Background
The accumulation of reactive oxygen species (ROS) in tumor microenvironment (TME) is an important player for tumorigenesis and progression. We aimed to explore the outcomes of ROS on tumor vessels and the potential regulated mechanisms.
Conclusion
In the oxidative stress environment, neovascularization within the tumor occurs structural deterioration and decreased perfusion capacity. One of the main regulatory mechanisms is the migration of extracellular SPARC from the endothelium to intracellular compartments via Caveolin-1 carriers.
Methods
Exogenous H2O2 was adopted to simulate the ROS setting.
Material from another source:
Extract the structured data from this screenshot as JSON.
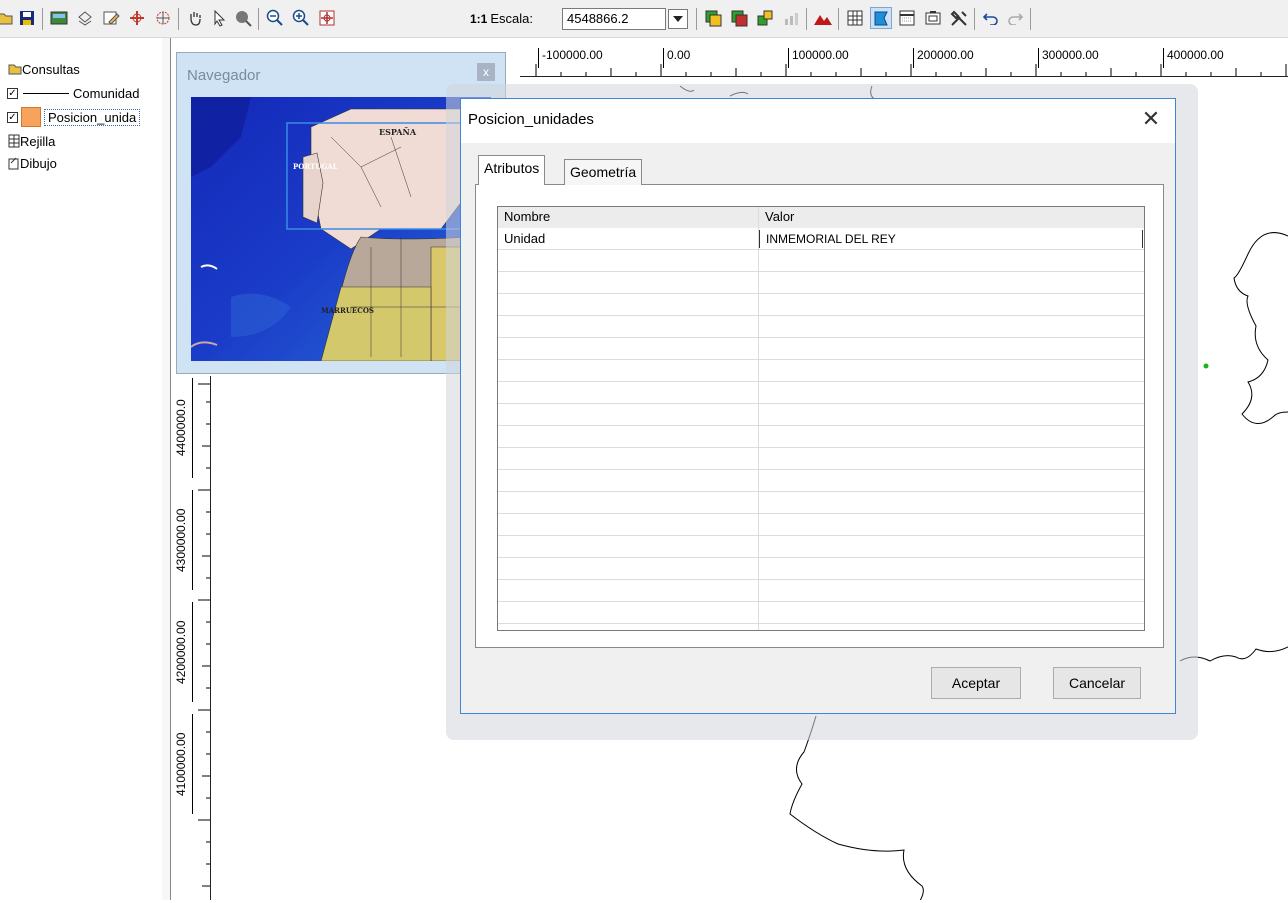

Immunofluorescence staining and ultrasonography were used to assess the vascular endothelial coverage and perfusions in the tumors inoculated with Lewis lung cancer (LLC) and melanoma (B16F10) cells of C57BL/6 mice, respectively. ELISA and western-blot were used to detect the expression of secreted acidic and cysteine-rich protein (SPARC) and Caveale-1 in human umbilical vein endothelial cells (HUVEC) extra- and intracellularly. Intracellular translocation of SPARC was observed using electron microscopy and immunofluorescence approaches. Result: Under the context of oxidative stress, the pericyte recruitment of neovascularization in mouse lung cancer and melanoma tissues would be aberrated, which subsequently led to the disruption of the tumor vascular architecture and perfusion dysfunction. In vitro, HUVEC extracellularly SPARC was down-regulated, whereas intracellularly it was up-regulated. By electron microscopy and immunofluorescence staining, we observed that SPARC might undergo transmembrane transport via caveale-1-mediated endocytosis. Finally, the binding of SPARC to phosphorylated-caveale-1 was also detected in B16F10 tissues.